Space planes 'to meet big demand'
Aerospace giant EADS says it will need a production line of rocket planes to satisfy the space tourism market.
The European company's Astrium division, makers of the Ariane rocket, has plans for a commercial vehicle to take ticketed passengers above 100km.
Its market assessment suggests there could be 15,000 people a year prepared to part with substantial sums of money for the ride of a lifetime.
Astrium anticipates it be will be producing about 10 planes a year.
"To satisfy the market you will need more planes than you think, because once there is regular operation, the price will decrease which means there will be more customers," Robert Laine, chief technical officer (CTO) of the pan-European company, told BBC News.
"It will develop towards a classical aeronautical business model. Someone will build the planes; somebody will operate them; somebody will sell the tickets; somebody will provide the accommodation - like any tourism."
The first tickets will retail in the region of 150,000-200,000 euros (£115,000-160,000).
Mr Laine was speaking in London at the Institution of Engineering and Technology, where he was delivering the 99th Kelvin Lecture.
Astrium does not intend to run a space tourism marketing operation itself. Rather, it intends simply to supply vehicles to those who will.

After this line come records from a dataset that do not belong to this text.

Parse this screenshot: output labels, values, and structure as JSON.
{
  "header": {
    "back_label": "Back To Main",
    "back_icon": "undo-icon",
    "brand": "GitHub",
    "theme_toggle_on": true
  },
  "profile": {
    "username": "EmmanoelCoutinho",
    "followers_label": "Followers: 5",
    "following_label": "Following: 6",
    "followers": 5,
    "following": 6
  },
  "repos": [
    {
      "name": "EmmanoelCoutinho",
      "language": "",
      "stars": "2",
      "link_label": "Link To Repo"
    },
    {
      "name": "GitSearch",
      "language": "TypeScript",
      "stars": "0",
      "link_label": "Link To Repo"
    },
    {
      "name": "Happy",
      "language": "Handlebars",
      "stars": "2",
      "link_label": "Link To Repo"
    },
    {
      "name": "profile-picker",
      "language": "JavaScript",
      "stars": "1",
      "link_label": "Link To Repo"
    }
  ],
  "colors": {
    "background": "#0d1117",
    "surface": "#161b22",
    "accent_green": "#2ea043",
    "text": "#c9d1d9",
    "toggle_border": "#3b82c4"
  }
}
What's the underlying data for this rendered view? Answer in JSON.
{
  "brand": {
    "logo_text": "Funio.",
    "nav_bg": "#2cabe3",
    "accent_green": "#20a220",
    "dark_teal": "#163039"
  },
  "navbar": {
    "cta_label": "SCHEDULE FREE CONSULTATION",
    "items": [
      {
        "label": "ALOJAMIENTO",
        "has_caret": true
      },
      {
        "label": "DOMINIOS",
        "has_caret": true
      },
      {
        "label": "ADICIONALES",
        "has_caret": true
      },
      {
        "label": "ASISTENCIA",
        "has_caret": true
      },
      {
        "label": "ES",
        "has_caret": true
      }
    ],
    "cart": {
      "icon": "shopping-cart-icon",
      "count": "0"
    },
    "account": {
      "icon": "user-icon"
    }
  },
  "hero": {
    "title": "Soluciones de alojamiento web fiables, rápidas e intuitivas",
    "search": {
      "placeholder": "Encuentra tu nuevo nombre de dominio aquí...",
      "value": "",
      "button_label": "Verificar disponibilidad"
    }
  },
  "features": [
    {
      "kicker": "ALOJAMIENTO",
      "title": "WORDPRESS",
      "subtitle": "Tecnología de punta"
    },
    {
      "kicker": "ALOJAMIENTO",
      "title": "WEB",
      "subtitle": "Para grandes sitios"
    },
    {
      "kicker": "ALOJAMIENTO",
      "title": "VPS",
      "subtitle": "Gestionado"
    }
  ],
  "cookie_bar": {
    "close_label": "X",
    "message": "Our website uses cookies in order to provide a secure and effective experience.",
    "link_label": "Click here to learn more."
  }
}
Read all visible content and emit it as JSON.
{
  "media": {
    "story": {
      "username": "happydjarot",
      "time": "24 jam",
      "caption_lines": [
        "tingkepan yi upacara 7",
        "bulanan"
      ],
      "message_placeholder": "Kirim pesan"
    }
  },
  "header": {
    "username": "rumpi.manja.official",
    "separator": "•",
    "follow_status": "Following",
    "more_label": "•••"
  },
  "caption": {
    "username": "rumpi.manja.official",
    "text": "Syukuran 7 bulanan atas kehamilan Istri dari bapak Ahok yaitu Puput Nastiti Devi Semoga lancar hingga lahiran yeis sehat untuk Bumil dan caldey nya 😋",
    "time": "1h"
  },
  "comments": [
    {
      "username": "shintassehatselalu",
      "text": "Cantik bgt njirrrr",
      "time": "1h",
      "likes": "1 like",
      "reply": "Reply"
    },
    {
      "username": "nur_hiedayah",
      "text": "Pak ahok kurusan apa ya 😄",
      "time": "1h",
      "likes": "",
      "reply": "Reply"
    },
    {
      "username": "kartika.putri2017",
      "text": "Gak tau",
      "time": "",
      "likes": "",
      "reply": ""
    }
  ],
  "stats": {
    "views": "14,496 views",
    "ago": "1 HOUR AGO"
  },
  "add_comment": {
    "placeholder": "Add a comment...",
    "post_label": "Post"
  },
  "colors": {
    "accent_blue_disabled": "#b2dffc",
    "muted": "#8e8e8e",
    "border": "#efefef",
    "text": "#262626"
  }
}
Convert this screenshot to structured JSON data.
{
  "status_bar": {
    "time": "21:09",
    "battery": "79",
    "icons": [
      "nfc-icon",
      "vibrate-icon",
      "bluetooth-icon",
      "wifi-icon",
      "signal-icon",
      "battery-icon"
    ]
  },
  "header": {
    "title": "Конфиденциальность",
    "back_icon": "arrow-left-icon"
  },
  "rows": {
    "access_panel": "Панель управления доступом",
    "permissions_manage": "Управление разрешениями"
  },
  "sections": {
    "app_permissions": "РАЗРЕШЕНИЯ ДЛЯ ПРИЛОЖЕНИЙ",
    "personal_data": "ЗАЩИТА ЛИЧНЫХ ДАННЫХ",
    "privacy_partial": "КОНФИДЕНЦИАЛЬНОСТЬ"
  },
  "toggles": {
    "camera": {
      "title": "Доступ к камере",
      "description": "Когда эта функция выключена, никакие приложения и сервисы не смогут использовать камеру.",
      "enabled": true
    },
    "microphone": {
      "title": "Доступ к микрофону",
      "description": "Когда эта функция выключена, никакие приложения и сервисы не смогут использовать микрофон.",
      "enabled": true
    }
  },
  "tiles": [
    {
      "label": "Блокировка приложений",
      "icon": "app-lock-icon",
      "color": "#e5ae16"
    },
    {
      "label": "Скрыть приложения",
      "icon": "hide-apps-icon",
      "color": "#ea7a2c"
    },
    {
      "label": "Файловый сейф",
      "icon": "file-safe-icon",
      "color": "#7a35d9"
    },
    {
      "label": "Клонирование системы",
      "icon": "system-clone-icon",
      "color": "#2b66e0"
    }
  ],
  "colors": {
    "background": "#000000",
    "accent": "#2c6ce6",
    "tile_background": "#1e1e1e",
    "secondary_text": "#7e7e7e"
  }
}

And although production numbers will not be in the same league as, say, Airbus or Boeing, they will be significant nonetheless.
Mr Laine said development of Astrium's rocket plane was proceeding apace.
Wind tunnel testing has proven the aerodynamic shape; and the vehicle's Romeo rocket engine which will take the plane above 100km has been ignited for burns that have run up to 31 seconds.
The engine will be using the combustion of a liquid oxygen-methane propellant to provide the more than 1km/s punch needed to break through the top of the Earth's atmosphere.
About 50% of the mass of the plane at take-off would be fuel.
The intention is to produce a vehicle that seats five individuals - one pilot and four passengers.
The production model will use normal jet engines to take off and climb to 12km.
From there, the rocket engine will kick the vehicle straight up, taking it beyond 60km in just 80 seconds. By the time the rocket shuts down, the craft should have sufficient velocity to carry it above 100km - into space.
As the plane then begins to fall back to Earth, the pilot will use small thrusters to control its attitude, keeping the plane's belly flat to the Earth.
"If you enter with the belly flat down then you expose a very large radius to the aerodynamic flux and that contains the temperature to an acceptable limit," explained Mr Laine.
"We calculate the temperature will be less than 100C on the surface of the wings."
When the plane slows to subsonic speed in the atmosphere, it will use its jet engines again to return to the airport.
The total journey time will be about one-and-a-half hours.
Mr Laine said the planes would have about a 10-year lifetime. They would be designed for ease of maintenance, with an operational schedule of one flight per week.
Although the rocket planes could take off and land from any airport, Astrium believes it is likely that special spaceports - possibly 10 worldwide - will operate in a few, restricted locations.
Northern Europe probably would not host one of these, Mr Laine speculated, because of the high density of other air traffic and because cloud would too frequently obscure the view of Earth.
"In Europe, I'd say the most likely location is around the Mediterranean. Why? Because there are blue skies most of the time, and because from 100km you can see mountains, the sea and the coast."
Cheaper space
The Astrium CTO acknowledged that Virgin Group boss Sir Richard Branson would be first into the market with rocket planes based on the award-winning and record-breaking SpaceShipOne concept.
But Mr Laine was confident an Astrium-fed business would be second, with a commercial service that began exactly five years after the agreement of a one-billion-euro financing deal.
He even hoped Sir Richard would be an Astrium customer - just as his airline business is a customer of the EADS Airbus division.
The CTO would not say how soon the initial financing would be in place, or reveal details about the identities of parties that were in discussion.
Long-term, Mr Laine said, space tourism had a major role to play in reducing the overall cost of space access.
He sees rocket planes being used for homeland security purposes as "quick satellites"; and as forerunners of superfast intercontinental passenger transporters.
"Today we don't know how to go to space cheaply. Being able to climb on a regular basis to 100km will give us the motivation to develop the plane that goes, not just up and down to the same place, but from here to the other side of the Earth.
"When the Ariane 5 takes off, 15 minutes later it is over Europe; and 45 minutes later it is over the Pacific. The fastest way is to go outside the atmosphere and that will be the future."